If you can only send messages in $G$, then you can simulate sending messages in $G^2$ as follows. Say that $u$ has a neighbor $w$ in $G^2$; this means $u$ and $w$ have a common neighbor in $G$. Then $u$ sends a message to $v$ with the contents "Pass the following on to $w$: ..." This requires a total of two messages to be sent.
So the specific claim we're proving is this. Suppose we have a function $f(G)$ that we want to compute, and a distributed algorithm living on a network the shape of $G$ can compute $f(G)$ in $T(G)$ steps. In that case:
- A network that actually has the shape of $G^2$ can compute $f(G^2)$ in $T(G^2)$ steps.

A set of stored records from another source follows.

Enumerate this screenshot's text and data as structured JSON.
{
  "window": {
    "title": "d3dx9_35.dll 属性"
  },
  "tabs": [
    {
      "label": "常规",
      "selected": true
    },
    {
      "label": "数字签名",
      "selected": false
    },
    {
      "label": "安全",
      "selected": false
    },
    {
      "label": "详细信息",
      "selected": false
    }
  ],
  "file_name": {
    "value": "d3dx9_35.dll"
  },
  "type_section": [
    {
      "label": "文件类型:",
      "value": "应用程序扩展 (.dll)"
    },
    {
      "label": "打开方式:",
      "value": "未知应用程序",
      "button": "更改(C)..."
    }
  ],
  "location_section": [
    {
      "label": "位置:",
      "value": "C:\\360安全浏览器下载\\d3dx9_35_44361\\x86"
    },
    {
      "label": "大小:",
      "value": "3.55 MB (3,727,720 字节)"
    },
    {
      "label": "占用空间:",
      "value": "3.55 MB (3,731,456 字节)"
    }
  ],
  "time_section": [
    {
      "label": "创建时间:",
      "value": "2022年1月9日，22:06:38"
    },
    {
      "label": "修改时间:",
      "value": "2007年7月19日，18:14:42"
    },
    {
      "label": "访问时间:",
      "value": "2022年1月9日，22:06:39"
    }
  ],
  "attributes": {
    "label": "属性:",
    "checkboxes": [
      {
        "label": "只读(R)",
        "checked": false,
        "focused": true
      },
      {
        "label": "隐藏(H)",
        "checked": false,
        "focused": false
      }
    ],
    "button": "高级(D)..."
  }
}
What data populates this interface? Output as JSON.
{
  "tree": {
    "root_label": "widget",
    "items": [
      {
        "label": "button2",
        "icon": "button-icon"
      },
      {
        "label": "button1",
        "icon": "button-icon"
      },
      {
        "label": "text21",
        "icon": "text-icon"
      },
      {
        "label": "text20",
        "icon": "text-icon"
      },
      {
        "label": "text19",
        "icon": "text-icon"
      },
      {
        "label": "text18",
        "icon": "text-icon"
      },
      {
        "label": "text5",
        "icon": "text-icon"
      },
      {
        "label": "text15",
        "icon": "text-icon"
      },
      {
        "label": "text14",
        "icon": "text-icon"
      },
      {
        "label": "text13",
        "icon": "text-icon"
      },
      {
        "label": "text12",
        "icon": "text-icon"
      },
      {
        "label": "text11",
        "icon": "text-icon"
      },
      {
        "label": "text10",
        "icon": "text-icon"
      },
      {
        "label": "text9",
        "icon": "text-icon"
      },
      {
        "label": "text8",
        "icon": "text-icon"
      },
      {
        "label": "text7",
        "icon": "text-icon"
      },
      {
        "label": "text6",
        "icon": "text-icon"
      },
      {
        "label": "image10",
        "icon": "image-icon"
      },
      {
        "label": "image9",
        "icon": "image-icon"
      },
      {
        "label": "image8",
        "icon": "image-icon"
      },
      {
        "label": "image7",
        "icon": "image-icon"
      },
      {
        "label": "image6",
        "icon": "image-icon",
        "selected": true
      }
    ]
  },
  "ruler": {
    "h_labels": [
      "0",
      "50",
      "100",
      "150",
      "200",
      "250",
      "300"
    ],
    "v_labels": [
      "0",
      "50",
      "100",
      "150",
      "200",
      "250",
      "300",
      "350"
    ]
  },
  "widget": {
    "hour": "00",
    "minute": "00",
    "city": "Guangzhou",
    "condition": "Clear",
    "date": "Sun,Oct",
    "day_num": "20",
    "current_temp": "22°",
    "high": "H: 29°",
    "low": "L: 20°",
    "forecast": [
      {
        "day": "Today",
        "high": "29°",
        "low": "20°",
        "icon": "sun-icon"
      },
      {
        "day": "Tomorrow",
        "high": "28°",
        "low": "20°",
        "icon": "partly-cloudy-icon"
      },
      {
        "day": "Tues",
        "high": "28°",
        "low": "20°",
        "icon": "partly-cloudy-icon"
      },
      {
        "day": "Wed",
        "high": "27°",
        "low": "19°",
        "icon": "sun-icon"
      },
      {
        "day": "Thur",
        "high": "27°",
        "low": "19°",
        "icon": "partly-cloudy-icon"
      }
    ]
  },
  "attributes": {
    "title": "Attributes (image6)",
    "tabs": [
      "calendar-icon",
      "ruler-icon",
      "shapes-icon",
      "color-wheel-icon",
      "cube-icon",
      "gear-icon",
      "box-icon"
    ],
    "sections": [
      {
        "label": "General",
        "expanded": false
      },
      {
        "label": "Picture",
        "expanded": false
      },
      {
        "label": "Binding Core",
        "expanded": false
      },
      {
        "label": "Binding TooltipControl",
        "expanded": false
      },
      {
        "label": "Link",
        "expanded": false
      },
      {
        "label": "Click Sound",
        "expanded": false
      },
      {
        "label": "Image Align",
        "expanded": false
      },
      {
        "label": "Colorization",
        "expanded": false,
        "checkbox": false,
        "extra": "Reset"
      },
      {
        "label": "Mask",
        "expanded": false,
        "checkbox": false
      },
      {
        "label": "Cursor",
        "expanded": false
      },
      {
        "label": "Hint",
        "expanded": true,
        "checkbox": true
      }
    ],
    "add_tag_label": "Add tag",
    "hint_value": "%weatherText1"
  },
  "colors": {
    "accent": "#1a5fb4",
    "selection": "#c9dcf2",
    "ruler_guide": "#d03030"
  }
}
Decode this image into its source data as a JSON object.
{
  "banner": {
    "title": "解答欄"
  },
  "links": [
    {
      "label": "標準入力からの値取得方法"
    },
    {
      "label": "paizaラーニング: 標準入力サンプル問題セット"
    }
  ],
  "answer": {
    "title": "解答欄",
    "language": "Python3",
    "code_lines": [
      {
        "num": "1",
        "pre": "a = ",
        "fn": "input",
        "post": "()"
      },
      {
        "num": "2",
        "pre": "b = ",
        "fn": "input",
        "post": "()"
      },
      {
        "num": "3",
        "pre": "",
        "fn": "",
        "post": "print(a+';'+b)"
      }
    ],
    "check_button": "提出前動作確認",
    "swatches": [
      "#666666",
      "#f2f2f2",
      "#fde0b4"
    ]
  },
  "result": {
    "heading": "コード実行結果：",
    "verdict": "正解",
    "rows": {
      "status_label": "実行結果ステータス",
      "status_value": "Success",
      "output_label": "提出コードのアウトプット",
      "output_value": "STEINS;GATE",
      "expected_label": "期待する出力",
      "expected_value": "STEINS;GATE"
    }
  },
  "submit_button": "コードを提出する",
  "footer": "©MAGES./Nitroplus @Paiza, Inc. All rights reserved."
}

- A network that only has the shape of $G$ but simulates sending messages in $G^2$ can still compute $f(G^2)$, but it will take $2T(G^2)$ steps.
Some caveats, which your model of computation might or might not care about:
- This reduction only works if $u$ knows that $w$ is its neighbor in $G^2$, and that $w$ can be reached via $v$. We can achieve this by a discovery phase at the beginning: assuming that each vertex starts out with a knowledge of the IDs of all its neighbors, each vertex sends every neighbor a message saying "Here are the IDs of all my neighbors." This adds some unavoidable term to the total time.
- In distributed computation, the total number of messages sent might not be the most important parameter to track: maybe we should track the maximum number of messages each vertex has to deal with? Unfortunately, this can increase by more than a factor of $2$. Suppose that $G$ is a star graph: one central vertex $v$ with $n-1$ neighbors. Then $G^2$ is a complete graph. If an algorithm requires each vertex to send a message to each neighbor, then in $G^2$ no vertex needs more than $n-1$ messages. However, when $G$ is simulating $G^2$, the central vertex will also have to forward $(n-1)(n-2)$ messages, which is a quadratic increase.